Die Festlichkeiten waren zu Ende, es war wieder stiller geworden in der Neuenburg, und Ludwig saß eines Tages bei der Landgräfin, welche den schlummernden Säugling an der Brust hatte, im traulichen Gespräch, ihr treulich[D 7] erzählend, was vorgefallen und ihm begegnet war, so lange er von ihr getrennt geblieben; während sie ihm mit der Erzählung der kleinen Begebenheiten und Vorfälle, die sich auf der Neuenburg unterdeß zugetragen hatten, angenehm unterhielt.

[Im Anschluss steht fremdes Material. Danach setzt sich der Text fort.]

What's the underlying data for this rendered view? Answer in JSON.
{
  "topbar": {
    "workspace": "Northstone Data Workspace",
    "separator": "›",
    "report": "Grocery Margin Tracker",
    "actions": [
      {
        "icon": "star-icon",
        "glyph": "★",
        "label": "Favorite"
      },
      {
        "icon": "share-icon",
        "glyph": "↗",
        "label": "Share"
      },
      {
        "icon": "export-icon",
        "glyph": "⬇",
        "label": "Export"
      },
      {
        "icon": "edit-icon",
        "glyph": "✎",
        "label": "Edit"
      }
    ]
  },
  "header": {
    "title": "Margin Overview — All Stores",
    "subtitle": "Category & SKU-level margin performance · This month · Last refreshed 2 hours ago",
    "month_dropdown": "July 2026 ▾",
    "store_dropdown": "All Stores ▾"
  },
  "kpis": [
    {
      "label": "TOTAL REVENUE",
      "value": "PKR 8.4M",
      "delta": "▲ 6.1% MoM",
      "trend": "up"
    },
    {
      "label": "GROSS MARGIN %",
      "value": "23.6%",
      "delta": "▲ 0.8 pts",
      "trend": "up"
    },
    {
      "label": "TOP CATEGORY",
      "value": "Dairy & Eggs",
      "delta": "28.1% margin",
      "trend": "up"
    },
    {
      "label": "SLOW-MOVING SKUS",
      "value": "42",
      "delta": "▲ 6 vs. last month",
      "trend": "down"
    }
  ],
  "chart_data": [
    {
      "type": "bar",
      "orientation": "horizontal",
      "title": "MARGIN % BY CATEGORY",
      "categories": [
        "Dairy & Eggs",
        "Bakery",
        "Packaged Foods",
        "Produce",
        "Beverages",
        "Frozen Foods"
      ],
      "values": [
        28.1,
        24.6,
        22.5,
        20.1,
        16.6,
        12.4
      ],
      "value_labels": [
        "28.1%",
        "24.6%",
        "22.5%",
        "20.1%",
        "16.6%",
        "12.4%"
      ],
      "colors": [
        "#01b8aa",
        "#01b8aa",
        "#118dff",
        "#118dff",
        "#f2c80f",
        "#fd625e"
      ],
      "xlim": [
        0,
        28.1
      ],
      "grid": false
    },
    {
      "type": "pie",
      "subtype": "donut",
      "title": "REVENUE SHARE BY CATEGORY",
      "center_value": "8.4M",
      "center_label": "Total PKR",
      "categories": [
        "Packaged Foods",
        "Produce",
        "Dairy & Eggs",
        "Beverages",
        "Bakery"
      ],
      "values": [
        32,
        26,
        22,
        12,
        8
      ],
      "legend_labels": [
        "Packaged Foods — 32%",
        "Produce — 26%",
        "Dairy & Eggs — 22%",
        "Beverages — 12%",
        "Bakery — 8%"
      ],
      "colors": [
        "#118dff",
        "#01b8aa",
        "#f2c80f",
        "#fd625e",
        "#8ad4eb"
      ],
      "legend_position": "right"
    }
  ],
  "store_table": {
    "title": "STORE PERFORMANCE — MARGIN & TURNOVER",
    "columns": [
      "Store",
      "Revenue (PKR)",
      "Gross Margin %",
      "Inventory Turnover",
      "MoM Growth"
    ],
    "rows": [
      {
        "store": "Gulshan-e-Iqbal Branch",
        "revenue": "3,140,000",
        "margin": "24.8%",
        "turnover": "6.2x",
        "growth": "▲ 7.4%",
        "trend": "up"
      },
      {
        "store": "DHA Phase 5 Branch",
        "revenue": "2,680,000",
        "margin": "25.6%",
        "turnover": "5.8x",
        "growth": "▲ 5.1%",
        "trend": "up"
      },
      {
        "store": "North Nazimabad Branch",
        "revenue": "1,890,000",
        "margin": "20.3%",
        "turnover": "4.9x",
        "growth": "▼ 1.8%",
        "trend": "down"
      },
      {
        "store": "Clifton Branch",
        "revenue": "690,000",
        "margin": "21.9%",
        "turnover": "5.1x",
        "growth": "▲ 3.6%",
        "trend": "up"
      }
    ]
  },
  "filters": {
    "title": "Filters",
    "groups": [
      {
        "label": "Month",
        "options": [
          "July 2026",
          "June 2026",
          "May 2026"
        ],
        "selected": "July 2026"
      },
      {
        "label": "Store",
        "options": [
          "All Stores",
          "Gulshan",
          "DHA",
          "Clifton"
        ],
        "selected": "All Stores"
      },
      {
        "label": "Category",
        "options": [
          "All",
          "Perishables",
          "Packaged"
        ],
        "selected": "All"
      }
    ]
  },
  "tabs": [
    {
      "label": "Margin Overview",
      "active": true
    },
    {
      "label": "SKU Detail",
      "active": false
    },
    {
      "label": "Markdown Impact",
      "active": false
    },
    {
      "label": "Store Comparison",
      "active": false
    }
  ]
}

Eine Bitte, sprach Ludwig, indem er die schöne Frau umschlang und zärtlich küßte, hätte [94] ich an meiner guten Gemahlin Herz zu legen, die ich sehr gern erfüllt hätte;

Und die ich, so es in meinen Kräften steht, meinem Herrn und Gemahl, mit Freuden erfüllen werde, entgegnete sie, mit freundlichem Lächeln.

Es war gerade, denn ich muß mit meiner Erzählung beginnen, fing der Landgraf an, am letzten des Erndtemonds, daß mir gemeldet wurde, wie sich ein Eber von ungeheurer Größe in der Gegend meines Schlosses Wartburg sehen lasse; meine Jagdlust war entflammt, schnell wurden Jäger, Knappen und Bauern aufgeboten, und schon am Nachmittag desselben Tages zog ich an ihrer Spitze dem Walde, wo er sich aufhalten sollte, zu. Der Wald war umstellt, die Hunde spürten, nichts ließ sich sehen. Mit einemmale tönen an der entferntesten Ecke die Hörner, Peitschen knallen, Hunde bellen, bald darauf ein lautes Geschrey, dann ward es wieder stiller. Ich sandte schnell einen Boten nach der Gegend, aber es kam ihm schon ein andrer entgegen, der des Schreckens Spuren [95] noch im bleichen Gesichte tragend, athemlos berichtete, wie der Eber, so groß fast wie ein feister Ochse, hervorgebrochen sey, 6 Hunde zerfleischt, 2 Männer auf den Tod verwundet habe, und begrüßt von Pfeilen, Bolzen und Spießen sich umgewand und wieder in das Dickicht hineingerennt sey. Wir hielten auf einem etwas freyen Platz, der Bote hatte seine Erzählung noch nicht ganz vollendet, so rauschte und schnaubte es in den Büschen, und ehe wir es uns versahen, stürzt das Unthier wie rasend heraus und auf uns zu.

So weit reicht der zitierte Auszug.